There are atleast 10 other developers in the Nahar Paar area of Faridabad most of whom I would avoid. They are new, inexperienced and driven only by greed and optimism. Don't get me wrong. I would love to support a good newcomer but in tough times hope without a plan could be like being in a boat without a rudder!

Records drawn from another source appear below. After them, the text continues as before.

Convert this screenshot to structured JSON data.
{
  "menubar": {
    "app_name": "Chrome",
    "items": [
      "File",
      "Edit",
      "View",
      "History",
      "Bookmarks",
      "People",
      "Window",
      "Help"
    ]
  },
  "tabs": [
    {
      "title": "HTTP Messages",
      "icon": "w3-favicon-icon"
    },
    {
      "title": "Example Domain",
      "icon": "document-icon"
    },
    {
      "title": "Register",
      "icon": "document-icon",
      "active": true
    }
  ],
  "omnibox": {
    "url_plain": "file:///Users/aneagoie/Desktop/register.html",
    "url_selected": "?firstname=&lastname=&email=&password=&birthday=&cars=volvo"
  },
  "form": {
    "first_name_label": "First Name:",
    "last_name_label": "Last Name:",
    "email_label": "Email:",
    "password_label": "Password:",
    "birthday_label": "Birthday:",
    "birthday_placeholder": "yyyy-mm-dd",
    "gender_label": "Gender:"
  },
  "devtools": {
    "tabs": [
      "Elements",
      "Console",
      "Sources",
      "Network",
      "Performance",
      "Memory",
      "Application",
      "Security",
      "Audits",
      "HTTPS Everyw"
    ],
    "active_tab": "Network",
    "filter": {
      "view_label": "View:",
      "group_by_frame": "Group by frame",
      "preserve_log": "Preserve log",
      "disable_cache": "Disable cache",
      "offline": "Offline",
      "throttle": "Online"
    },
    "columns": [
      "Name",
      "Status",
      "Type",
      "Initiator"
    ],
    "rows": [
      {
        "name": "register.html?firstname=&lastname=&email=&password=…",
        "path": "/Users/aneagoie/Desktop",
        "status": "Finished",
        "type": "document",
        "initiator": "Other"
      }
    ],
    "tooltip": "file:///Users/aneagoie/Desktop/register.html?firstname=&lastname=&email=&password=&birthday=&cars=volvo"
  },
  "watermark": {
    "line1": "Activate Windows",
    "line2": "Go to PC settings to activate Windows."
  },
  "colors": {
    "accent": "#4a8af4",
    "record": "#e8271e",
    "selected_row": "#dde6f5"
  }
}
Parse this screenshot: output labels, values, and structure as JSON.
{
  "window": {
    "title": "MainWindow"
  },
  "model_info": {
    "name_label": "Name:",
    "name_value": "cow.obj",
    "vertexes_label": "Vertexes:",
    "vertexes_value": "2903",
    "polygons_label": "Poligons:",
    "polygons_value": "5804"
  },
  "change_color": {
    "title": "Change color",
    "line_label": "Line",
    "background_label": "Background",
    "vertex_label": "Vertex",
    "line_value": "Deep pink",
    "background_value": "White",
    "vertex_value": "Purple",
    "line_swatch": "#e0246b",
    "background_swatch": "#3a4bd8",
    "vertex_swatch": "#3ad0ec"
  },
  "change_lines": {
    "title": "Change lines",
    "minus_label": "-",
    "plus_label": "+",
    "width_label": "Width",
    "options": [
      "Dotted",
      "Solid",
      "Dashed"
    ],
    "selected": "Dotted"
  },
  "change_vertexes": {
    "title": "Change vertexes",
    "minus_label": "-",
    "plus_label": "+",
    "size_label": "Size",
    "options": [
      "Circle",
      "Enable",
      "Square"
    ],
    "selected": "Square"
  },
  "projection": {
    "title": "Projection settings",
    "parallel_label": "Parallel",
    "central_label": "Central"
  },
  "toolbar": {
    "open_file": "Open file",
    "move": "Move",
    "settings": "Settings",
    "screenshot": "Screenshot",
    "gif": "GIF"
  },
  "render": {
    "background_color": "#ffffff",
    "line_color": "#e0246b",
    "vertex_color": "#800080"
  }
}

CAVEAT EMPTOR: This is where this market gets a little tricky especially when you compare it to Gurgaon. As investors or end users we are very often driven by the headline number when we get into a deal. The headline number I am referring to is the per sq foot rate. However, this may not be enough. You also need to look at the extras such as External Dev. charges (EDC), Infrastructure Development charges (IDC), Preferrential location charges (PLC), Interest bearing (or interest free incase of Faridabad!) maintenance security (IBMS), car parking and club charges. Faridabad has two charges which I have never seen in any development in Gurgaon, namely, EEC/FFC and electricity charges (electrical charges exist in Gurgaon but not charged per KVA!!). I'll try and make this simple-when you go scouting a deal, ask for two prices from the broker-per square foot price (the headline price we discussed earlier) and psf price of extras. Nobody will be able to give you the second price off the cuff because that question has probably not been asked before. But that's exactly what you need to know to ensure you are getting a good deal. The price for extras in Gurgaon is generally between Rs.250-300 psf. In Faridabad it is between Rs.450-600! Therefore, the headline price in Faridabad is attractive but not as attractive as it may appear at first. But I reiterate-still a great deal!